Adrenal insufficiency Flashcards
What do glucocorticoids primarily regulate?
Carbohydrate, protein, and fat metabolism, stress response, inflammation.
What do mineralocorticoids primarily regulate?
Electrolyte and fluid balance (mainly sodium and potassium).
What is adrenal insufficiency?
Inadequate production of adrenal hormones — Cortisol, aldosterone, adrenal androgens.
What are the two main types of adrenal insufficiency?
Primary (Addison’s) — adrenal gland destruction
Secondary — inadequate ACTH (e.g. from pituitary suppression)
Common cause of secondary insufficiency?
Long-term corticosteroid use suppressing the HPA axis.
Hormones deficient in Addison’s disease?
Cortisol, aldosterone, adrenal androgens.
What symptoms suggest Addison’s disease?
Fatigue, hyperpigmentation, salt craving, GI symptoms, postural hypotension.
What can precipitate an Addisonian crisis?
Illness, stress, surgery, dehydration, steroid withdrawal.
Symptoms of adrenal crisis?
Shock, hypotension, vomiting, abdominal pain, low GCS, hypoglycaemia.
What is the emergency treatment?
100 mg IM/IV hydrocortisone stat dose
IV fluids (0.9% saline)
Treat underlying cause (e.g., infection)
Then continue hydrocortisone infusion over 24 hrs.
First test if adrenal insufficiency is suspected in adults?
9 am serum cortisol.
What cortisol level suggests adrenal insufficiency?
<100 nmol/L → likely → urgent admission
100–500 nmol/L → refer to endocrinology
What is first-line glucocorticoid replacement?
Hydrocortisone, 15–25 mg/day in divided doses.
What is used for mineralocorticoid replacement?
Fludrocortisone, 50–200 mcg/day.
What should patients carry for emergencies?
Steroid card, MedicAlert, and hydrocortisone injection kit.
What must not be done with long-term steroids?
Sudden withdrawal — taper slowly.
What to do before minor procedures (e.g. dental work)?
Take extra oral glucocorticoid dose before and after.
What are glucocorticoid effects?
Anti-inflammatory, immunosuppressive, metabolic effects.
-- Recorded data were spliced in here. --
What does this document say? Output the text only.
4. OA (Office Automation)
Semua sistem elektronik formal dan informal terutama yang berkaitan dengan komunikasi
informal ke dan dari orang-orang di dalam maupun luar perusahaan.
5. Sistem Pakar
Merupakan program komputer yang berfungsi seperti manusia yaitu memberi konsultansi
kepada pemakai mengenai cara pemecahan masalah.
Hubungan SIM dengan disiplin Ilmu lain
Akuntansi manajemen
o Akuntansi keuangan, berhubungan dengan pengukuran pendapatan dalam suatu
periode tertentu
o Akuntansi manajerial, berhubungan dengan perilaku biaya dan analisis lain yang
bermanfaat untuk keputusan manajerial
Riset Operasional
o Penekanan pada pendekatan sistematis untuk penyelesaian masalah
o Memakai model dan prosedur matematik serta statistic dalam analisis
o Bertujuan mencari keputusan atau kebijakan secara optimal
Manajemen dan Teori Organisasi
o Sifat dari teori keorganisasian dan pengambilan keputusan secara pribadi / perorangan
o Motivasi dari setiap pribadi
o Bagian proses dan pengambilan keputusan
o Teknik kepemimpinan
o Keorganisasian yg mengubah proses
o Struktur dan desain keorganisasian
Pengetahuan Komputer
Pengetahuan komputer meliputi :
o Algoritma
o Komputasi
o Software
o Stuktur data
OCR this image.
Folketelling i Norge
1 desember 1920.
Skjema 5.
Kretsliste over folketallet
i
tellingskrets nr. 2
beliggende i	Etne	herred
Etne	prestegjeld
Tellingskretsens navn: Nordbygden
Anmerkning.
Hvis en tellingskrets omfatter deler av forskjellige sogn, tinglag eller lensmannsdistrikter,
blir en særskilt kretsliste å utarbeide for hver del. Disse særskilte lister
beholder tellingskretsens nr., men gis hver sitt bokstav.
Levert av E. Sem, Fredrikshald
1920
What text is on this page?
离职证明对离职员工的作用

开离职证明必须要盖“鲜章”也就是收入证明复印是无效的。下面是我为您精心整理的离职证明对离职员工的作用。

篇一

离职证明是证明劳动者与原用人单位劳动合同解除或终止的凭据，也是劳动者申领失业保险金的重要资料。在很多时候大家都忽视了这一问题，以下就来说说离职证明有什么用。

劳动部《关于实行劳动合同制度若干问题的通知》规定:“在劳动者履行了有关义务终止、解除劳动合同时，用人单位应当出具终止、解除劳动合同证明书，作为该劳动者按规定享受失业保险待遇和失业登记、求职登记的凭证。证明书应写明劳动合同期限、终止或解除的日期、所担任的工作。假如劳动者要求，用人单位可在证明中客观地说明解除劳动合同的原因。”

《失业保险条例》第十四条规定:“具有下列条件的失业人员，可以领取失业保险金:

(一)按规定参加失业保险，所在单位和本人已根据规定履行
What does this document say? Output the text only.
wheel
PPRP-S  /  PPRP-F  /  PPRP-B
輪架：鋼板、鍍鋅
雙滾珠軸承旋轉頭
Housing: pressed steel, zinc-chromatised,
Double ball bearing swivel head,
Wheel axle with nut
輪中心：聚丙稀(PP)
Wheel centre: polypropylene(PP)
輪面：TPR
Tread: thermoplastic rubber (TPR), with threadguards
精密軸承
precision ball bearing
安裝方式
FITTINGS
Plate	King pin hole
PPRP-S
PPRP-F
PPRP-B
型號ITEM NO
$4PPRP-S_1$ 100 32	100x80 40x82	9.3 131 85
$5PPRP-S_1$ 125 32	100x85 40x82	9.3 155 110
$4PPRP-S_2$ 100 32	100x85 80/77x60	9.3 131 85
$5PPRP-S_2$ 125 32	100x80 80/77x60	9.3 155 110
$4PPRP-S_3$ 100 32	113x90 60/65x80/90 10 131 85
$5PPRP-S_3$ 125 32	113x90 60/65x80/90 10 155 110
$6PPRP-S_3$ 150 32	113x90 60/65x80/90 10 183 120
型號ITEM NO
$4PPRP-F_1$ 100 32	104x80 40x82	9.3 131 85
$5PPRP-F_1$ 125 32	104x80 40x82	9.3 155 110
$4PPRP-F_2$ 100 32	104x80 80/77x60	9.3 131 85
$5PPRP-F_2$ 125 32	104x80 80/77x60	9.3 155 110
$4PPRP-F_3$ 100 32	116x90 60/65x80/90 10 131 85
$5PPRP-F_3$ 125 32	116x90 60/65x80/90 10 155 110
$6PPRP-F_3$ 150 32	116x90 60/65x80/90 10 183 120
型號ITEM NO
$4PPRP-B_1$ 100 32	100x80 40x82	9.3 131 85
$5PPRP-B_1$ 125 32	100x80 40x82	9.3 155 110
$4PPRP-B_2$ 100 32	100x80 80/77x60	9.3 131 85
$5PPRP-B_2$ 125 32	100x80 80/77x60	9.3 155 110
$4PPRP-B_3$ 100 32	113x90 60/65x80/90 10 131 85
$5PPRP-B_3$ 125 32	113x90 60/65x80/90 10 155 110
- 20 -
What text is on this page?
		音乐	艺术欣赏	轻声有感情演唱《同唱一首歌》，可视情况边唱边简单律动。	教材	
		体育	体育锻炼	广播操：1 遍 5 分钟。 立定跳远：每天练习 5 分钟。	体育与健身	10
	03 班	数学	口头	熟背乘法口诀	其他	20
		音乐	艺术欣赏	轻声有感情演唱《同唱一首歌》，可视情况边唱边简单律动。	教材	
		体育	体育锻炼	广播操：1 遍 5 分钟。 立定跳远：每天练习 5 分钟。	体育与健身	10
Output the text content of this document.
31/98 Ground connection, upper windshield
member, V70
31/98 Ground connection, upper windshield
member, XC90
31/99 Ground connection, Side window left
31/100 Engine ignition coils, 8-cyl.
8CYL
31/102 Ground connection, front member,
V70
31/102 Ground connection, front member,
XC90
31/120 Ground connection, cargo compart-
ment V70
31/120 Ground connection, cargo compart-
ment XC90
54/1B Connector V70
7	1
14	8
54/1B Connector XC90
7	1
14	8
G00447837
What are mineralocorticoid effects?
Sodium retention, potassium excretion → fluid retention.
Which steroids are preferred in long-term disease suppression?
Prednisolone, dexamethasone, betamethasone (low mineralocorticoid activity)
Why is hydrocortisone not ideal for long-term suppression?
High mineralocorticoid effect → fluid retention.
Why are some corticosteroids better for topical use?
They have strong local effects and minimal systemic absorption.